The last 12 to 24 months have been a mixed bag for the Indian real estate sector as a whole. While there has been an upsurge in activities in asset classes such as commercial, warehousing and retail, the residential market has largely seen a flat trend with a few bumps coming from the affordable housing space.
Startups are lining up in the real estate sector with co-living business models and we also had our maiden REIT listing.
There are some key industry demands that we hope will be addressed in Budget 2019:
- The re-introduction of the SEZ tax holiday for developers and the extension of tax holiday for units.
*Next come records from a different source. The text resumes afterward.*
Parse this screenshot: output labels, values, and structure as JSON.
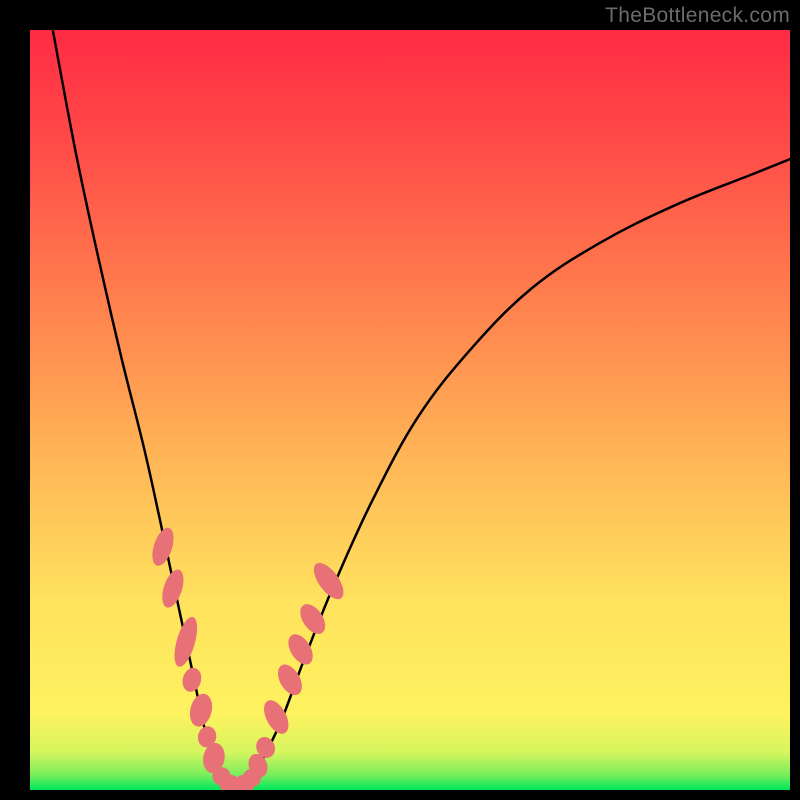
{
  "watermark": "TheBottleneck.com",
  "chart_data": {
    "type": "line",
    "title": "",
    "xlabel": "",
    "ylabel": "",
    "xlim": [
      0,
      100
    ],
    "ylim": [
      0,
      100
    ],
    "gradient": {
      "stops": [
        {
          "offset": 0.0,
          "color": "#00e65b"
        },
        {
          "offset": 0.02,
          "color": "#7aee5c"
        },
        {
          "offset": 0.05,
          "color": "#d6f55e"
        },
        {
          "offset": 0.1,
          "color": "#fef25f"
        },
        {
          "offset": 0.25,
          "color": "#ffe25e"
        },
        {
          "offset": 0.45,
          "color": "#ffb256"
        },
        {
          "offset": 0.65,
          "color": "#ff7e4d"
        },
        {
          "offset": 0.85,
          "color": "#ff4b48"
        },
        {
          "offset": 1.0,
          "color": "#ff2b44"
        }
      ]
    },
    "series": [
      {
        "name": "bottleneck-curve",
        "x": [
          3,
          6,
          9,
          12,
          15,
          17,
          18.5,
          20,
          21.5,
          23,
          24.5,
          26,
          28,
          30,
          33,
          36,
          40,
          45,
          51,
          58,
          66,
          75,
          85,
          95,
          100
        ],
        "y": [
          100,
          84,
          70,
          57,
          45,
          36,
          29,
          22,
          15,
          8,
          3,
          0.5,
          0.5,
          3,
          9,
          17,
          27,
          38,
          49,
          58,
          66,
          72,
          77,
          81,
          83
        ]
      }
    ],
    "markers": [
      {
        "x": 17.5,
        "y": 32,
        "rx": 1.2,
        "ry": 2.6,
        "angle": 18
      },
      {
        "x": 18.8,
        "y": 26.5,
        "rx": 1.2,
        "ry": 2.6,
        "angle": 18
      },
      {
        "x": 20.5,
        "y": 19.5,
        "rx": 1.2,
        "ry": 3.4,
        "angle": 16
      },
      {
        "x": 21.3,
        "y": 14.5,
        "rx": 1.2,
        "ry": 1.6,
        "angle": 16
      },
      {
        "x": 22.5,
        "y": 10.5,
        "rx": 1.4,
        "ry": 2.2,
        "angle": 14
      },
      {
        "x": 23.3,
        "y": 7.0,
        "rx": 1.2,
        "ry": 1.4,
        "angle": 12
      },
      {
        "x": 24.2,
        "y": 4.2,
        "rx": 1.4,
        "ry": 2.0,
        "angle": 10
      },
      {
        "x": 25.2,
        "y": 1.8,
        "rx": 1.2,
        "ry": 1.2,
        "angle": 0
      },
      {
        "x": 26.3,
        "y": 0.8,
        "rx": 1.4,
        "ry": 1.2,
        "angle": 0
      },
      {
        "x": 27.2,
        "y": 0.6,
        "rx": 1.0,
        "ry": 1.0,
        "angle": 0
      },
      {
        "x": 28.2,
        "y": 0.8,
        "rx": 1.4,
        "ry": 1.2,
        "angle": 0
      },
      {
        "x": 29.2,
        "y": 1.6,
        "rx": 1.2,
        "ry": 1.2,
        "angle": 0
      },
      {
        "x": 30.0,
        "y": 3.2,
        "rx": 1.2,
        "ry": 1.6,
        "angle": -20
      },
      {
        "x": 31.0,
        "y": 5.6,
        "rx": 1.2,
        "ry": 1.4,
        "angle": -25
      },
      {
        "x": 32.4,
        "y": 9.6,
        "rx": 1.3,
        "ry": 2.4,
        "angle": -28
      },
      {
        "x": 34.2,
        "y": 14.5,
        "rx": 1.3,
        "ry": 2.2,
        "angle": -30
      },
      {
        "x": 35.6,
        "y": 18.5,
        "rx": 1.3,
        "ry": 2.2,
        "angle": -32
      },
      {
        "x": 37.2,
        "y": 22.5,
        "rx": 1.3,
        "ry": 2.2,
        "angle": -34
      },
      {
        "x": 39.3,
        "y": 27.5,
        "rx": 1.3,
        "ry": 2.8,
        "angle": -36
      }
    ]
  }
}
- Distressed projects – A one-time incentive to developers taking over existing projects which are under financial / operational distress.
- Affordable housing – An extension of the tax holiday.
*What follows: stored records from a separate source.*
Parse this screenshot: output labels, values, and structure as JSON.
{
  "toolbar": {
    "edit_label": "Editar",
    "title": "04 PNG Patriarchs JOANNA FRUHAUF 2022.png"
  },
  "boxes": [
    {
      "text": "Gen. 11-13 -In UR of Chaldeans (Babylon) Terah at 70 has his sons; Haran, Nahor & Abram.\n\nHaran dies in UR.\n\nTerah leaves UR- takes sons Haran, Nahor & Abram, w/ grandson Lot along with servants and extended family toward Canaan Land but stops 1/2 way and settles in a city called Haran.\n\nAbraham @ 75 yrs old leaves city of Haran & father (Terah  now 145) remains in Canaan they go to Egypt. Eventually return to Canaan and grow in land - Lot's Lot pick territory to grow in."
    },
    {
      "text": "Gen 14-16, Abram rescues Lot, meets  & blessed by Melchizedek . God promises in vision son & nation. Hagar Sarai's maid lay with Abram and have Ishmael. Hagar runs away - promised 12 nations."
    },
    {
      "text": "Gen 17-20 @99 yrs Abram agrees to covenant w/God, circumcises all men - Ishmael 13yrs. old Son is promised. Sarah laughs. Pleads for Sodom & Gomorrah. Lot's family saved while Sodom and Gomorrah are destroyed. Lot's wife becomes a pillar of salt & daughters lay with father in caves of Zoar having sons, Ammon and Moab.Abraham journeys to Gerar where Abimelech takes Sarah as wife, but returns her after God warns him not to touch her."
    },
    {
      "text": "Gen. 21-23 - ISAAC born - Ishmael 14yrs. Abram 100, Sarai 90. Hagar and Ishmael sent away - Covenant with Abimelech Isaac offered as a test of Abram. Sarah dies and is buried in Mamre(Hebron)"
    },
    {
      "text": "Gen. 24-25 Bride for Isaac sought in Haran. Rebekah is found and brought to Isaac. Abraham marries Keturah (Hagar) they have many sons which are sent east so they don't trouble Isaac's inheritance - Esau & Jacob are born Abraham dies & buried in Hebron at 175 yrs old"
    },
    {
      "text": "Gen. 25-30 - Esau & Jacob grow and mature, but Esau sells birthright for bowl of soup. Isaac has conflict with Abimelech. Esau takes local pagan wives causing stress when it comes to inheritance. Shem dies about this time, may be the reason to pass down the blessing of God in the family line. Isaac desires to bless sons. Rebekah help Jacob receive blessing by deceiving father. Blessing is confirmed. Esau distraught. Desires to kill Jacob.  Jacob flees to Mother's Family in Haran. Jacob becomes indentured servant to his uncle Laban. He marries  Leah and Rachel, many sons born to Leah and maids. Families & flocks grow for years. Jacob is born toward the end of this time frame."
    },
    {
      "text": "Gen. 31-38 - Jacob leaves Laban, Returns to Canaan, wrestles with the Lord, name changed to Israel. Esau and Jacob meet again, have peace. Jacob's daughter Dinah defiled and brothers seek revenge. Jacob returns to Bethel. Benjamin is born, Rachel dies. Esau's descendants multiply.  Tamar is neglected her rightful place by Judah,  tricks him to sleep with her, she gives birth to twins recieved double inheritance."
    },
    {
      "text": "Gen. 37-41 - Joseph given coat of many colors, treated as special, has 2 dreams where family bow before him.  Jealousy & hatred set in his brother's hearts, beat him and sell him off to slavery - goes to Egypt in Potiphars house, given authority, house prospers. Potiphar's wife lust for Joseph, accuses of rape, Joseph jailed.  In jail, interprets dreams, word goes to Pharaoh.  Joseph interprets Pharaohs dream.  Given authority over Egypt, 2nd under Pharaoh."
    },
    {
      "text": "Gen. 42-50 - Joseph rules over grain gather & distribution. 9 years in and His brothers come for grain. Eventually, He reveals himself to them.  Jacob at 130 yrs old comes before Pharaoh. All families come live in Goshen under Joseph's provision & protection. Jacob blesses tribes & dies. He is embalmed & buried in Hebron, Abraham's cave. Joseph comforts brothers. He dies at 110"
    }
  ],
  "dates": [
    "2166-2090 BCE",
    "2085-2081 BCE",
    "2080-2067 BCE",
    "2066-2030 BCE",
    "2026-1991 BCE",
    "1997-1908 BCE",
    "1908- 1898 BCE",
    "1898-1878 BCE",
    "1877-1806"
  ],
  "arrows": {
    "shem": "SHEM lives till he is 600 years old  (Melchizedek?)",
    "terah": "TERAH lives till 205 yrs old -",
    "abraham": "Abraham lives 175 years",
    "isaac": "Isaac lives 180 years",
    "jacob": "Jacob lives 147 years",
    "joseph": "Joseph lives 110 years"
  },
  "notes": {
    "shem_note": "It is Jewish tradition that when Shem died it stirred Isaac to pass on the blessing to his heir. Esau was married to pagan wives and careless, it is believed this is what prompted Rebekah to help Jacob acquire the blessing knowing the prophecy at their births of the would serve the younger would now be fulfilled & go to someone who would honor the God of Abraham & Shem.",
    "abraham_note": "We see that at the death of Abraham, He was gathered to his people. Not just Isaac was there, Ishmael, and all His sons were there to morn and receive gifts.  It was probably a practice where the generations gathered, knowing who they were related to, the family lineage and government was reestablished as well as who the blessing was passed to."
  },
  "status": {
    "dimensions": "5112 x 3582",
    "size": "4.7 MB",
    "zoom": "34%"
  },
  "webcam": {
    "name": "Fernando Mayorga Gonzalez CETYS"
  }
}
- Credit for GST incurred on construction cost for Built to Lease assets.
- The introduction of tax incentives for co-living ventures.
- A roadmap to developing the rental housing segment under partnership with the Government.
- Exemption from paying Dividend Distribution tax in case of a Holding Company structure under REITs.
Additionally, some of the key challenges that the sector will face are:
- The impact of GST on (i) construction costs, especially for Built to Lease assets where subsequent credit is not available; (ii) Premium charges and (iii) Land related arrangements between developers and landowners.
- Residential projects stuck mid-way due to financial stress, with home buyers having limited options to resort to.
- Affordability of homes in urban areas after considering the additional transaction costs.
- Lack of long-term cheap finance for large projects.